La rapport Campiano de 1977

Le rapport Pêcheurs Pêche Pollution écrit en 1977 par Daniel Campiano, prêtre mais aussi patron pêcheur et en ce temps-là premier prud’homme de la prud’homie de Martigues, est un document exceptionnel sur l’étang de Berre et le golfe de Fos à cette époque. Je suis heureux de le mettre en ligne.

Ce document de 50 pages est très riche.
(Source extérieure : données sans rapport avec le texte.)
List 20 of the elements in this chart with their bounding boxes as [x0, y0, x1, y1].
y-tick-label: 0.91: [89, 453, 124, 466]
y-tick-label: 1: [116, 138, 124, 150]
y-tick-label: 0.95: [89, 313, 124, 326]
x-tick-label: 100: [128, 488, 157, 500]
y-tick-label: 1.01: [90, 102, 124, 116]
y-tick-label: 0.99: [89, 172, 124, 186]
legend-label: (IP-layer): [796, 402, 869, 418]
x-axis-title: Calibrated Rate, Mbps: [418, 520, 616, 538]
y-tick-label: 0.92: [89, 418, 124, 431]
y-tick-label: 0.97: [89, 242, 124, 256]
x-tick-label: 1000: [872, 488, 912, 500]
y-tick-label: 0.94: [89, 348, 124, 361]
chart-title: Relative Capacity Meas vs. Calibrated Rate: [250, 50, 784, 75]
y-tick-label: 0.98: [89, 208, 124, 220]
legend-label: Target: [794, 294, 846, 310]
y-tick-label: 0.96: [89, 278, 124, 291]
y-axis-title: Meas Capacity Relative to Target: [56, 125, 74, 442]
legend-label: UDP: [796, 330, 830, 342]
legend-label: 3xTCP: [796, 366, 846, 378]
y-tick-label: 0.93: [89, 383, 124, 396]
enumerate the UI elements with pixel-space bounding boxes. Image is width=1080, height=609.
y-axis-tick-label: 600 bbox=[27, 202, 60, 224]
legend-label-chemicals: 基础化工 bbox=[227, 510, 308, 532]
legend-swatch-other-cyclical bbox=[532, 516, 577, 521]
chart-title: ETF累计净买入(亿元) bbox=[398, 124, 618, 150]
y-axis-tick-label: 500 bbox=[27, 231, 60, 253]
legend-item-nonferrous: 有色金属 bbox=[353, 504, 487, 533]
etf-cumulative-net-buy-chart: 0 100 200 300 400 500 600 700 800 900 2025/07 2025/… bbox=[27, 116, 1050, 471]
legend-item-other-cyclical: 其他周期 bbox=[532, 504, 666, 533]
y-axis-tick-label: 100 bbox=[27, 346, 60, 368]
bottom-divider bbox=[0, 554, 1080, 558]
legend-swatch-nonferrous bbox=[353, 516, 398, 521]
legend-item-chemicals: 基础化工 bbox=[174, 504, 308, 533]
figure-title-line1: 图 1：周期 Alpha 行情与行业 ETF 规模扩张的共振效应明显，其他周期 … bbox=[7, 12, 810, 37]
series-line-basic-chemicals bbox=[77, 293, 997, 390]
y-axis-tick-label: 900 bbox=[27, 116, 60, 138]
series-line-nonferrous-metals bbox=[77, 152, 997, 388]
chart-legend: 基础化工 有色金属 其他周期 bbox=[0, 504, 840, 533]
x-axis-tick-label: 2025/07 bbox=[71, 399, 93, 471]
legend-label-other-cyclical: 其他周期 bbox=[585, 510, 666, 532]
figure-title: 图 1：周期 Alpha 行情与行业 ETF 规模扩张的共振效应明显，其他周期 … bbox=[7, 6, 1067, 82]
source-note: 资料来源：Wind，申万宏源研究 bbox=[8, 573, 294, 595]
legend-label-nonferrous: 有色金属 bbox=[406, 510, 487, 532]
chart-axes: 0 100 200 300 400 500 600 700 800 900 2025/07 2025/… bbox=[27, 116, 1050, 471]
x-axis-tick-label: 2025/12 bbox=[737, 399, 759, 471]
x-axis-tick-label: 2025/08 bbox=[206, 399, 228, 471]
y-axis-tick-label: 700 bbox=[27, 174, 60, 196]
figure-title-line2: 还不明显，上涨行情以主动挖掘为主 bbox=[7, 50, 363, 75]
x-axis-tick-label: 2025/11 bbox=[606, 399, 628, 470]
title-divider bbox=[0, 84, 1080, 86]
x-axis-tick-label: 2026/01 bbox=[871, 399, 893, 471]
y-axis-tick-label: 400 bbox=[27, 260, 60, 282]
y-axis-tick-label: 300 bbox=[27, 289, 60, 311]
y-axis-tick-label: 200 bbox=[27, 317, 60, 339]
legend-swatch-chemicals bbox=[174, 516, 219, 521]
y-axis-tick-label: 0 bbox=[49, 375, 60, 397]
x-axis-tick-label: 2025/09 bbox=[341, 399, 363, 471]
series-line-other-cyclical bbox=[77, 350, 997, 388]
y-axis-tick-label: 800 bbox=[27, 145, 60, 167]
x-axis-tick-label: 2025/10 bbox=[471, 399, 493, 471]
Il parle, dans le désordre et sans exhaustivité,

  • de l’interdiction de pêche de 1957, qui donnait de fait le droit à l’industrie de polluer l’étang de Berre, mais aussi de sa tolérance de 10 ans (jusqu’à la mise en route de la centrale électrique de Saint-Chamas) prolongée de manière indéfinie « pour l’anguille » quand les tonnages pêchés de ce poisson ont explosé après la mise en route, à la surprise générale
  • des tonnages impressionnants d’anguilles pêchées à cette époque dans l’étang (l' »or vert » de Berre qui s’épuisera quelques années plus tard),
  • de la baisse des pollutions industrielles dans l’étang, qu’il constatait, le poisson qui avait goût de mazout n’étant déjà plus une réalité à cette époque (les sites pétrochimique s’étant équipés en stations d’épuration),
  • des moules de l’étang qui ne pouvaient plus grandir, la salinité étant trop basse
  • du combat gagné de 1973, donc encore récent à l’écriture du rapport, des pêcheurs du golfe de Fos pour que le golfe ne soit pas décrété « zone insalubre » et la pêche interdite (un combat qui avait inclus un blocage des darses du port de Fos !)
  • des dégâts de la création par dragage du chenal du port de Fos qui avait bouleversé les fonds de tout le golfe
  • de la pollution du Rhône (qui était un égout à ciel ouvert à cette époque, avec aussi des PCB) , la pêche en mer devant alors se faire très au large
  • du soutien des pêcheurs pour l’idée de zones interdites à la pêche près du golfe de Fos, où le poisson pourrait se reproduire, idée émergente à l’époque qui mènera quelques années plus tard à la création du Parc Marin de la côte bleue
  • etc…

mais surtout de la beauté du métier de pêcheur, de sa persistance depuis la nuit des temps (ce sont les derniers chasseurs-cueilleurs !!) malgré les épreuves, qui sur l’étang de Berre n’ont pas manqué du vivant de M. Campiano.

Évidemment ce document n’aurait pas la valeur exceptionnelle que je lui porte si Daniel Campiano n’avait pas créé, après la levée de l’interdiction de pêche sur l’étang en 1994, la Coordination des Pêcheurs de l’étang de Berre. Cet organisme syndical déposera en 1997 la plainte qui mènera en 2004 à la condamnation de la France par la Cour de Justice de l’Union Européenne pour « pollution de l’étang de Berre ». Cette condamnation mènera en 2005 à la limitation à 1,2 milliards de m3/an des rejets de la centrale EDF de Saint-Chamas, et à l’amélioration de l’état écologique de l’étang de Berre qui se poursuit encore aujourd’hui. Ce combat juridique est raconté par une juriste dans deux vidéos du GIPREB que vous trouverez dans cet article de l’ancien blog.

Si l’étang de Berre est aujourd’hui un lieu que je trouve exceptionnel, c’est largement pour la renaissance qu’il connaît aujourd’hui et si un personnage a été décisif pour cette renaissance, ce rôle ne peut revenir qu’à Daniel Campiano (voir aussi cet article du blog précédent sur ce personnage). À ce jour, l’histoire officielle ne l’a pas reconnu comme tel. Peut-être est-ce juste dû au fait que les hommes politiques contre lesquels il s’est battu ne sont pas tous morts…

2 commentaires

  1. Merci beaucoup pour avoir ressorti cette étude. Malheureusement, on se rend compte que la situation n’a pas évolué 45 ans plus tard.